Betancourt did not respond to efforts by the AP to obtain her reaction to the criticism. She did not respond to an e-mail, and phone and e-mail messages left with associates were not returned. Her sister Astrid Betancourt, reached by e-mail, refused to comment.

Former Sen. Luis Eladio Perez, a fellow Colombian who shared the jungle gulag, denied that Betancourt ever told the rebels the Americans were CIA agents. He told the AP he would not comment further on the allegations without reading the book, which was being published in the United States today by HarperCollins.

The three Americans take turns narrating their experiences in the 457-page chronicle. The other two agree with Stansell on most everything, but don’t always see eye-to-eye with him on Betancourt. In the book and in phone interviews with the AP, the two said they hold no grudges, even though conflicts were frequent among hostages during their captivity.

“These were literally concentration camps,” Gonsalves told the AP. “There was barely room to breathe.”

It is unusual for a former hostage to publicly criticize someone with whom they shared such an intense, traumatic experience, said Dr. Keron Fletcher, a British psychiatrist who debriefed hostages held by extremists in Lebanon two decades ago.

“For this man to go for the jugular is quite unusual,” he said of Stansell. People who live through such trauma “tend to keep quiet about problems that they had with each other and do their best to support each other.”

The hostages competed for sleeping space, meager food rations and the lone Spanish-English dictionary. And when Gonsalves developed a close and tender friendship with Betancourt, it triggered intense jealousies among other male prisoners, according to the book.

“She’s a tough woman,” said Gonsalves, 36, who told the AP they remain in touch by phone and e-mail. “She used to give those guerrillas a hard time.”

Betancourt was frequently chained all day long following a failed escape attempt with Perez. “I never saw her complain or cry about it,” Gonsalves said.

A former Air Force intelligence analyst, Gonsalves was in charge of photographing drug crops and labs run by the Revolutionary Armed Forces of Colombia when their surveillance plane crash-landed in rebel territory in February 2003.

Pilot Tommy Janis and a Colombian army sergeant, Luis Alcedes Cruz, were shot dead by the rebels. None of the three survivors know why. A recovery team later found the bodies beside the plane.

Stansell, 44, of Bradenton, Fla., was mission chief and Howes, 55, was co-pilot. Both were veterans of Andean counterdrug missions.

Injured from the crash and plagued by jungle parasites, the three were frequently forced into long marches as the rebels fled punishing bombings and strafings by Colombia’s U.S.-backed military.

The FARC guards had orders to kill them in the attempt of a military rescue, and Howes told the AP that they came to accept that death could come at any time.
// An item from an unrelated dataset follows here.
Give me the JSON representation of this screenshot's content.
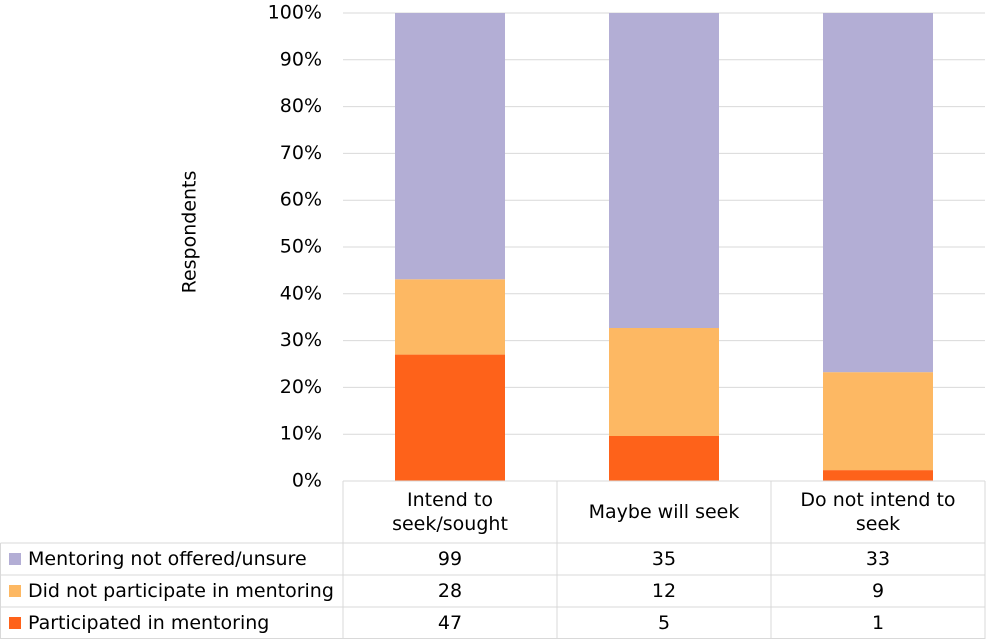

More painful, Howes said, were his memories of putting his son Tommy on the bus to kindergarten at home in Merritt Island, Fla., just days before the crash.
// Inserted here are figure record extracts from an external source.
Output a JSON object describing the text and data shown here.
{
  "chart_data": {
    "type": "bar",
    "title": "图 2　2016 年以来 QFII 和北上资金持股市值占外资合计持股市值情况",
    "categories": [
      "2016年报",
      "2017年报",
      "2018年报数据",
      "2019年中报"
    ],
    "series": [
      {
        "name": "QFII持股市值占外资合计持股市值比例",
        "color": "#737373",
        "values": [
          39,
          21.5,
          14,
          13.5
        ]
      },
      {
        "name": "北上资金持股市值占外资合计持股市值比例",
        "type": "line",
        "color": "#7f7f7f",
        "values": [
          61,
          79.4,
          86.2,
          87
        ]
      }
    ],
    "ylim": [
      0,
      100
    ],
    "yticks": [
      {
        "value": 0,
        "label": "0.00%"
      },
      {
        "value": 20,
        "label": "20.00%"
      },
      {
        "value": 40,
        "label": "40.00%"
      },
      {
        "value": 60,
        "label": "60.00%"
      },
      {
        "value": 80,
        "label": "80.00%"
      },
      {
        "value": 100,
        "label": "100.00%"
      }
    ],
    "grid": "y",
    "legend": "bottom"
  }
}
“It was like a spike in my chest,” he said. “I had to force myself to stop thinking about it.” That was in the early months of captivity. Afterward, he said, “Our brains got calloused and we became mental prisoners.”

They kept busy between marathon marches — in one camp, they did daily workouts with a log they carved into barbells and Gonsalves, of Bristol, Conn., whittled a chess set on which they played daylong matches.

And while Gonsalves’ and Howes’ marriages would not survive their ordeal, Stansell now lives with a Colombian flight attendant he met just before his capture. She gave birth to his twin boys while he festered in captivity but remained devoted, professing her love to him frequently in radio messages broadcast to the jungle.

All three told the AP that they fully endorse the policy of both the United States and of Colombian President Alvaro Uribe of not negotiating with hostage-takers, despite the cost to them personally.

“I would love to see the U.S. continue to support Colombia until they get all the top FARC commanders,” said Gonsalves. “Keep hammering them until the FARC comes to the peace table.”